Curriculum Learning — Advanced LLM Concepts

One-Line Summary: Curriculum learning presents training examples in a meaningful order — usually easy to hard — instead of randomly, and modern LLM data mixing is its most consequential form.

Prerequisites: Understanding of stochastic gradient descent, importance sampling, and how training data is mixed across domains in pre-training.

What It Is

The original idea is simple and human: don't show the model the hardest examples first. Bengio et al. (2009) formalized it as curriculum learning, drawing on intuitions from how humans are taught — start with cleaner, simpler examples, build a foundation, then add complexity.

"Difficulty" can be measured in many ways: per-example loss under a reference model, sequence length, perplexity, or domain quality scores. The curriculum can be hand-designed (like a textbook) or learned (with a small proxy model that scores examples on the fly).

The modern incarnation, and the one that actually moves frontier models, is dynamic data mixing — adjusting the proportions of code, math, scientific text, conversational web data, and books across the course of pre-training. Microsoft's Phi series leaned into this hard with curated "textbook-quality" data; Google's DoReMi (Xie et al., 2024) trained a small proxy model to learn optimal mixture weights for the bigger run.

Why It Matters

Two things make curriculum learning matter for production LLMs:

Same compute, better outcome. The theoretical justification (Weinshall et al.) frames curriculum learning as a form of importance sampling that reduces gradient variance early in training. Less noisy gradients early means a faster path to a good basin in the loss landscape.
It re-frames the data problem. Pre-training is no longer "scrape the web and shuffle" — it's a curriculum-design problem. What you train on, in what order, with what proportions, with what quality filtering, is now central to the recipe. The "data mixture" is as much a hyperparameter as the learning rate.

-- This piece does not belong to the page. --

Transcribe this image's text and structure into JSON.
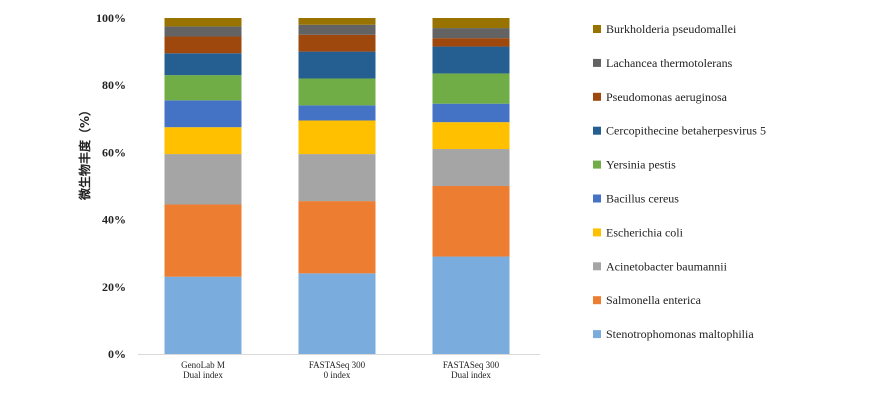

Anti-curriculum (hard examples first) also has its niches — particularly in contrastive learning, where exposing the model to hard negatives early can prevent representational collapse.

Key Technical Details

The curriculum can be static (decide the order up front) or dynamic (re-score examples as the model improves). Dynamic schemes are more powerful but more expensive — you need a way to re-evaluate difficulty without retraining the model. Self-paced learning, where the model itself decides which examples to study next based on its current loss, is the most aggressive version of this idea.